In the recent election campaign, an Indian Communist party went to the extent of expressing its intention to revise the civilian nuclear deal with the United States if the party gained sufficient influence after elections. But the communists were routed in the elections.
Michael Barone, a veteran commentator and senior political analyst for the Washington Examiner newspaper, says the results of the Indian elections are very much to the advantage of the United States.
"That is one of the messages I take from the verdict of the voters of India," he said. “They gave an increased support to Congress party and its coalition which has nearly a majority by itself to govern without the Communists. My understanding is that much of the rhetoric in the campaign by the Communists on the left and by the BJP was to the effect that Congress and Prime Minister Singh was too close to the United States.

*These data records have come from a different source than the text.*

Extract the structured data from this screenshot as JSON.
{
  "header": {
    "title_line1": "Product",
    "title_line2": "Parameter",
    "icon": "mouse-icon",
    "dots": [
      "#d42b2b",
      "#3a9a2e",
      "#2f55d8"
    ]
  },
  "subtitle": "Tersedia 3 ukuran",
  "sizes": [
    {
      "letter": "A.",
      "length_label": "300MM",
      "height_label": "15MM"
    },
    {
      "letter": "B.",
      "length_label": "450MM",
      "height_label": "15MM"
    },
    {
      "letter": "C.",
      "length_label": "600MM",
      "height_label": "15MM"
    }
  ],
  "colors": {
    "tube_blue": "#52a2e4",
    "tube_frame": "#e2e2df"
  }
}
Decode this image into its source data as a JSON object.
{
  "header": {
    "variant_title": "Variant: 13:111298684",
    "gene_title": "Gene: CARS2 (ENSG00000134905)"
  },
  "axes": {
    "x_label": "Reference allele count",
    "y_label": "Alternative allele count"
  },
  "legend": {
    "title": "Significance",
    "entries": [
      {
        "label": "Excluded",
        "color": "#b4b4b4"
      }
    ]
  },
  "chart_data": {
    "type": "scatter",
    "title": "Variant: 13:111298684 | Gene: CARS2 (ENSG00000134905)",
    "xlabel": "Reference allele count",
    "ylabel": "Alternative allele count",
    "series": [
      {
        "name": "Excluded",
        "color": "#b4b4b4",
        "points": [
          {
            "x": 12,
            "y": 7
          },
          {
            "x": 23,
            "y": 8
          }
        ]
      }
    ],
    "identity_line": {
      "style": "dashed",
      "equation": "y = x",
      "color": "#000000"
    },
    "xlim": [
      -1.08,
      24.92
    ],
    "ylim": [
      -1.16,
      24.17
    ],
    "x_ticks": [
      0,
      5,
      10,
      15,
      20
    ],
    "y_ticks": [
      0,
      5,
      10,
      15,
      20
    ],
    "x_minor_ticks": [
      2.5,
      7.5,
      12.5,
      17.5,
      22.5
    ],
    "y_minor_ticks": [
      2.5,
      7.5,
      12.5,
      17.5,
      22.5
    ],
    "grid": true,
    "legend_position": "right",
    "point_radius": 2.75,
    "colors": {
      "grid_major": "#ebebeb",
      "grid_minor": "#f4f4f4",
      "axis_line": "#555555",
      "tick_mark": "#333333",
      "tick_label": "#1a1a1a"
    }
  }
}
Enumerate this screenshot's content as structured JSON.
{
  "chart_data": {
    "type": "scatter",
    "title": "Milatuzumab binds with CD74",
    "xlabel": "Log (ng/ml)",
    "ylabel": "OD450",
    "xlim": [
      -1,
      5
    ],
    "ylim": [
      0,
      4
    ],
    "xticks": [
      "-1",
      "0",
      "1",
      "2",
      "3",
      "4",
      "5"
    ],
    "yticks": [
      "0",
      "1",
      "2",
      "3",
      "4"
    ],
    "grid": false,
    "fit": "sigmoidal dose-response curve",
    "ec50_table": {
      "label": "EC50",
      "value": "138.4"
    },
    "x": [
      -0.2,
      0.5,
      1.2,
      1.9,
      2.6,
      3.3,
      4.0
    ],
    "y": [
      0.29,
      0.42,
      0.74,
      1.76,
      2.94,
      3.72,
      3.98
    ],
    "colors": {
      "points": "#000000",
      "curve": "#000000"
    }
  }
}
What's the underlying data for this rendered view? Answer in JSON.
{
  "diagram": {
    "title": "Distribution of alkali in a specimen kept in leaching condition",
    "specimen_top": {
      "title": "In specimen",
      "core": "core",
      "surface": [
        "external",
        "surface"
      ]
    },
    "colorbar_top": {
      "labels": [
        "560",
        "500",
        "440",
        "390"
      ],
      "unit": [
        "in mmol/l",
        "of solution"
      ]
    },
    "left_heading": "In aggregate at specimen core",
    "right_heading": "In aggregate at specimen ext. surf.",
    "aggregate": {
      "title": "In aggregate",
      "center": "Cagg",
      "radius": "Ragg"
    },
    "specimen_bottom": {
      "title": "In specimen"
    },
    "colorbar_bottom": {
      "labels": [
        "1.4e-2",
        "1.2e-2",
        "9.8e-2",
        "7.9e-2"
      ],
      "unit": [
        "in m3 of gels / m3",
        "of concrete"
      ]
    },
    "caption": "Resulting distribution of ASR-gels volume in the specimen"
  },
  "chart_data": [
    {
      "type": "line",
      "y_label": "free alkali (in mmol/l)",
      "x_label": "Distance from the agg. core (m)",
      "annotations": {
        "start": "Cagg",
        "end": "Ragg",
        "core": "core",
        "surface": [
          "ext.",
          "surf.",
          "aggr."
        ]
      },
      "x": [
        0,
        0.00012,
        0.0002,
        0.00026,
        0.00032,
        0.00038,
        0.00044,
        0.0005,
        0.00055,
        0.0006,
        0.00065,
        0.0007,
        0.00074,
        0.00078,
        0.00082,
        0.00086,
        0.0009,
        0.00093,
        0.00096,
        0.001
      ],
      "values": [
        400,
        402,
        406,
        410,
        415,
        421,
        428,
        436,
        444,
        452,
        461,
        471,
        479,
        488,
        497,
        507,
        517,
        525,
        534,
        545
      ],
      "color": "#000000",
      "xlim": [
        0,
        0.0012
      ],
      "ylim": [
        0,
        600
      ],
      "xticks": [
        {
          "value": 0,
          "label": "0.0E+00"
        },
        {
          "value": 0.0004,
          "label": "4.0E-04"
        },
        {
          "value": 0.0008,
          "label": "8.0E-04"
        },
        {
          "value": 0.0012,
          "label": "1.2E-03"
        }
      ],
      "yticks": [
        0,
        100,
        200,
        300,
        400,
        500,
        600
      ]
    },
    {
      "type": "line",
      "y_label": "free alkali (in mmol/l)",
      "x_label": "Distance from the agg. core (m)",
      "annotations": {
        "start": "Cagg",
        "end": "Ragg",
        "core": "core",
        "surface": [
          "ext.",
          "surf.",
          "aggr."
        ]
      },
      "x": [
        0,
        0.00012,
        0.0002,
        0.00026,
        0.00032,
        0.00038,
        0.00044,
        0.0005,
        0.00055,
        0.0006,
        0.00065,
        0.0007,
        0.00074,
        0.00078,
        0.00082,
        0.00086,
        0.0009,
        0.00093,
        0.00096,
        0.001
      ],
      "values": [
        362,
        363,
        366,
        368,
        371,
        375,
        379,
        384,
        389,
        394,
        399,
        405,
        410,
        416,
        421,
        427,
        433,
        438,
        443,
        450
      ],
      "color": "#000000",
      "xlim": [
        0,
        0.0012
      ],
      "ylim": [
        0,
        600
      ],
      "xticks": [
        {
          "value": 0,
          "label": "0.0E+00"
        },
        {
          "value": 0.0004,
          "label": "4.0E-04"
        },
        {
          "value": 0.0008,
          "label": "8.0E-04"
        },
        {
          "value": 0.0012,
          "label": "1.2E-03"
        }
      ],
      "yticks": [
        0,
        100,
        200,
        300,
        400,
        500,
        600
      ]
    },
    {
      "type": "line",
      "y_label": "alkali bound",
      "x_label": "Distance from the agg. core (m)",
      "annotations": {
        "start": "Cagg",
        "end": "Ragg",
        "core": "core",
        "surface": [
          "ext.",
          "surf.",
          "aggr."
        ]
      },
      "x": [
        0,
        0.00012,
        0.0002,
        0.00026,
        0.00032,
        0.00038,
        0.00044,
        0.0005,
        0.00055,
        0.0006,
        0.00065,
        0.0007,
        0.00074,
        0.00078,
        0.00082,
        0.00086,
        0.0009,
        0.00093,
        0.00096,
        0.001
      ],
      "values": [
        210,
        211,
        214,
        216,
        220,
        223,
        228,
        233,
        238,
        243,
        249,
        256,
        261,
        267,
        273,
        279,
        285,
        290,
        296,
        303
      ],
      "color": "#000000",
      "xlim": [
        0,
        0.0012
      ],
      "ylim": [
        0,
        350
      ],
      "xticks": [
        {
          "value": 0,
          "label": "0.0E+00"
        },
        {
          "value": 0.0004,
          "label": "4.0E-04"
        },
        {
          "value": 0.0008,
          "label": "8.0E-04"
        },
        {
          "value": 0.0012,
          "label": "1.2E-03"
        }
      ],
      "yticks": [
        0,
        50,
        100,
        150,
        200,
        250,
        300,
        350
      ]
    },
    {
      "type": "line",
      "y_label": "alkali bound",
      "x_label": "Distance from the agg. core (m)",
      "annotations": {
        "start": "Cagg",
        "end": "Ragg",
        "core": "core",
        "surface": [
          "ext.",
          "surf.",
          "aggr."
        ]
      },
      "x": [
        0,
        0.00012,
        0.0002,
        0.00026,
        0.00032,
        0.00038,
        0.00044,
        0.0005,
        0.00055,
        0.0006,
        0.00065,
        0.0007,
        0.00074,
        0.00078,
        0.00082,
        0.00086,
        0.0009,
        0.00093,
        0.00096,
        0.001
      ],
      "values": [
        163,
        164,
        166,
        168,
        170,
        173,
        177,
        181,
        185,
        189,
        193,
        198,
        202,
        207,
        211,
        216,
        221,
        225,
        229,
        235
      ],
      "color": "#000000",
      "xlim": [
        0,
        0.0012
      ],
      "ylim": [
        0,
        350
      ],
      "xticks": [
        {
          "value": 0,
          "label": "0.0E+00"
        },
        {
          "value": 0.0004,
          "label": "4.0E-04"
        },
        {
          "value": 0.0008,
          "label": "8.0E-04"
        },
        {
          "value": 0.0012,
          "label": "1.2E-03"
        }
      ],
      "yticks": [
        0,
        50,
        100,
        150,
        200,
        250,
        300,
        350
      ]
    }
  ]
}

And I think increase in support of the prime minister's party is an indication that most Indian voters were not of that view, and that they welcome a closer relationship with the United States."
The Congress Party's showing vindicates the prime minister's efforts to deepen a strategic partnership with the United States at a time when the Obama administration is concerned about security in the region, chiefly in Pakistan and Afghanistan.
In his congratulatory message to Indian Prime Minister Manmohan Singh, President Obama reiterated that the U.S. would work to "enhance the warm partnership between our two countries". However, Michael Barone thinks the elections in India are more important to Americans than most of us realize, including perhaps, Mr. Obama.
"I think President Obama has not paid as much attention to them [India] as I would like to have seen up to this point, but now that India has voted, it provides a good opportunity for him to do so," he said. "I know Secretary of State Hillary Clinton played a constructive role in her husband's outreach to India when he was president in the 1990s. I think she knows the issue."
Satish Kumar, a former professor of diplomacy at Jawahar Lal Nehru University in New Delhi expresses hope that the Obama administration will pay attention to India once they straighten out more immediate issues.
"Well, I hope they would pay attention, and I think, they will eventually, when they settle down with some of the more pressing problems which they perceive," he said. "And the most pressing problem in their mind is the question of the militancy in the Pakistan-Afghanistan region. That, in any case, can be handled by the US Administration independently of and in addition to building a very strong and strategic relationship with India."
Satish Kumar says India's ruling Congress Party will be as much committed to intensifying the strategic partnership with the United States as it was previously.
"Now that the governments in both the countries are more or less settled down, therefore one would expect that there should be no further delay and the U.S. government should come forward and carry forward the process of cooperation in high technology and various other areas with India," he said.
Commentator and political analyst Michael Barone says the United States and India, both have electoral democracies, share strategic interests and moral principles, and are prime targets of Islamist extremists. He says the 700 million voters of India have chosen to be U.S. allies, and the United States should take them up on it.